Joleen Clark admits she is wary of implementing pay for performance because of its potential for subjectivity. "I could see something like this having a very negative effect on employee satisfaction," she says, "if the perception is that supervisors are not being fair to employees, or the opposite-overrating those who are barely performing to avoid complaints."
Beyond pay for performance, VHA is waiting for OPM approval on two other initiatives that would ease the sting of retirements. One is to bring retirees back to fill vacancies in mission-critical jobs without an offset to their annuities. The other is to create an emergency reserve corps that would allow retirees to return to work in the event of a national disaster. Current employees "who have their skills up to par and are generally more mobile can respond to the disaster areas," Joleen Clark says. "And the people we've brought back as re-employed annuitants can fill those slots."

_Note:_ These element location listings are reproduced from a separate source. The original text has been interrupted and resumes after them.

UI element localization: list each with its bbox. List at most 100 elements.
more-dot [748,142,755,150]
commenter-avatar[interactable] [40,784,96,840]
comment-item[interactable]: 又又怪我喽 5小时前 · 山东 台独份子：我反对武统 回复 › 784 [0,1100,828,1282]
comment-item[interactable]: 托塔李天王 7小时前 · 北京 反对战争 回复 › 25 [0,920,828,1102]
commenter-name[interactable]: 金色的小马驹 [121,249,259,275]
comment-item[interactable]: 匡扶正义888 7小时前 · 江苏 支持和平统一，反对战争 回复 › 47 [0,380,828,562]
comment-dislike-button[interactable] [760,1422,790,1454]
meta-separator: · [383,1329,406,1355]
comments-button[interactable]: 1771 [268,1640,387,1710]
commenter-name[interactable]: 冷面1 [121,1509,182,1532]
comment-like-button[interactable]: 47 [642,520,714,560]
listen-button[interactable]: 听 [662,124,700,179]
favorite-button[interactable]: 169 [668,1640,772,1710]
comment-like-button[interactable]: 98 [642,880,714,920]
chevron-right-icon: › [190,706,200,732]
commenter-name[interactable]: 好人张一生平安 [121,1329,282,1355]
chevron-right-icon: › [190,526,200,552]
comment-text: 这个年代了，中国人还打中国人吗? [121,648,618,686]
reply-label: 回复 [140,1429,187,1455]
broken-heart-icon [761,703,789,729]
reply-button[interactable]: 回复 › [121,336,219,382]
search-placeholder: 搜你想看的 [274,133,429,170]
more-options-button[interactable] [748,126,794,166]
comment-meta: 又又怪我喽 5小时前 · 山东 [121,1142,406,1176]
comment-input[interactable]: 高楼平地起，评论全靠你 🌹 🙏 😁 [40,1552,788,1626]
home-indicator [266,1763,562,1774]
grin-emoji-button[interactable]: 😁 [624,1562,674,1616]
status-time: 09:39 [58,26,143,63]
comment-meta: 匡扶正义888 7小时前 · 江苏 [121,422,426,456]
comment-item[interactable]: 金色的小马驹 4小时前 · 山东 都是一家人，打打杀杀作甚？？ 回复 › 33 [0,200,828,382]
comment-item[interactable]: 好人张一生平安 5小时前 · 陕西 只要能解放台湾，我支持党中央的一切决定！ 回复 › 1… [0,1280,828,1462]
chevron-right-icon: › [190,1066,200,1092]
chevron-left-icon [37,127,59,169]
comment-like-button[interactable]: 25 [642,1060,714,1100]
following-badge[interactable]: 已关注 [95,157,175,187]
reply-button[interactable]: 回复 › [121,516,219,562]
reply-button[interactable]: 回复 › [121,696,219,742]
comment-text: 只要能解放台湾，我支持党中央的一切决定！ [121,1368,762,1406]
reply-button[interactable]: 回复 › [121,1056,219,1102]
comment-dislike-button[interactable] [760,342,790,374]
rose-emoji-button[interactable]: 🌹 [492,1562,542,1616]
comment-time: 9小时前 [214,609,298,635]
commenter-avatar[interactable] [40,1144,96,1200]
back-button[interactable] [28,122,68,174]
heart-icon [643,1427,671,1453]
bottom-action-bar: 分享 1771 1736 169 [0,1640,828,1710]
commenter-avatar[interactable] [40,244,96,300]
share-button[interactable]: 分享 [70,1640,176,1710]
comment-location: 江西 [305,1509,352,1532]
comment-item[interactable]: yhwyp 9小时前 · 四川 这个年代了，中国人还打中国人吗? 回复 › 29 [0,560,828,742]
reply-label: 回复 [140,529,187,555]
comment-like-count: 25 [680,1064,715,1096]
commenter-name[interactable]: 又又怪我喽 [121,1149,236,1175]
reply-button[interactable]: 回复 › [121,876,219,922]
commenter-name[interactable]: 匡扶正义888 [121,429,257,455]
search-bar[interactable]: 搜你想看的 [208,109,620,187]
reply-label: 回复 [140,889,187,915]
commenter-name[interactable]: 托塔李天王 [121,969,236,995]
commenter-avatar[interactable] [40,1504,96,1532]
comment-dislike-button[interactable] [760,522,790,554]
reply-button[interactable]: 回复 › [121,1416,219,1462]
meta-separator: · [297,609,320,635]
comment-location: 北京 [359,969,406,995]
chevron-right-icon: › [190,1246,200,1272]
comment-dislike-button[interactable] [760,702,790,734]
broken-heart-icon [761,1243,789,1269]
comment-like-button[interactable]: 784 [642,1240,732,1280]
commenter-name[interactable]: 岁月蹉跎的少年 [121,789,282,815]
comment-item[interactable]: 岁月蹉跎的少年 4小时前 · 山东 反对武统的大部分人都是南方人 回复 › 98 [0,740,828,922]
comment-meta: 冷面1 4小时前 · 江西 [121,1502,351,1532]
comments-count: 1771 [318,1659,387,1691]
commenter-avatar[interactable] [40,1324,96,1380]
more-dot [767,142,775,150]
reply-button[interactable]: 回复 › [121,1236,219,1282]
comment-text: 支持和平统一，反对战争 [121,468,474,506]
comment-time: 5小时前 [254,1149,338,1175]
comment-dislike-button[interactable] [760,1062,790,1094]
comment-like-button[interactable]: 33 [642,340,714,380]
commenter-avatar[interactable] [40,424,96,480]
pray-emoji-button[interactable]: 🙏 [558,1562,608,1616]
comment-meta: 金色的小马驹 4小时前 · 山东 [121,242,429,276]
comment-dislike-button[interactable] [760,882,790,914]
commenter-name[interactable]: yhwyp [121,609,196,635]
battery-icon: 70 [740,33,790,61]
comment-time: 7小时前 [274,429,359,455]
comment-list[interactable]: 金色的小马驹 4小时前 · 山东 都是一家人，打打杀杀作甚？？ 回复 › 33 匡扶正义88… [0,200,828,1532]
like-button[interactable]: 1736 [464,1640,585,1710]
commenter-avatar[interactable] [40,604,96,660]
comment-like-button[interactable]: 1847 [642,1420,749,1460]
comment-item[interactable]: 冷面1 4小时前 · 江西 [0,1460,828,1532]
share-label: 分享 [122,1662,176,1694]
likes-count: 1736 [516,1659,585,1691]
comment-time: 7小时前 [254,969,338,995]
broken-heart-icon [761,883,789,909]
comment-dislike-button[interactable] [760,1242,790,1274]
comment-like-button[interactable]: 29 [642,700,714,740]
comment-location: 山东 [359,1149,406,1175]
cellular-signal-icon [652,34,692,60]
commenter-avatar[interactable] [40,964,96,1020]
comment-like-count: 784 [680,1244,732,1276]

With the succession plan now entering its seventh year, officials are pleased with the progress. The key, she says, is to view the plan not as a one-time process, but rather as one that develops over time. "It's a continuum in building, not what will be the flavor of the month," she says. "You really need to holistically look at the process continually every year."
More specifically, Ken Clark says, succession planning and leadership development must be a function of top officials and linked to the agency's overall strategic and operational plan. "Oftentimes, organizations find a disconnect between the workforce they're trying to find and the things they're trying to accomplish," he says. "We've made sure those two things are linked."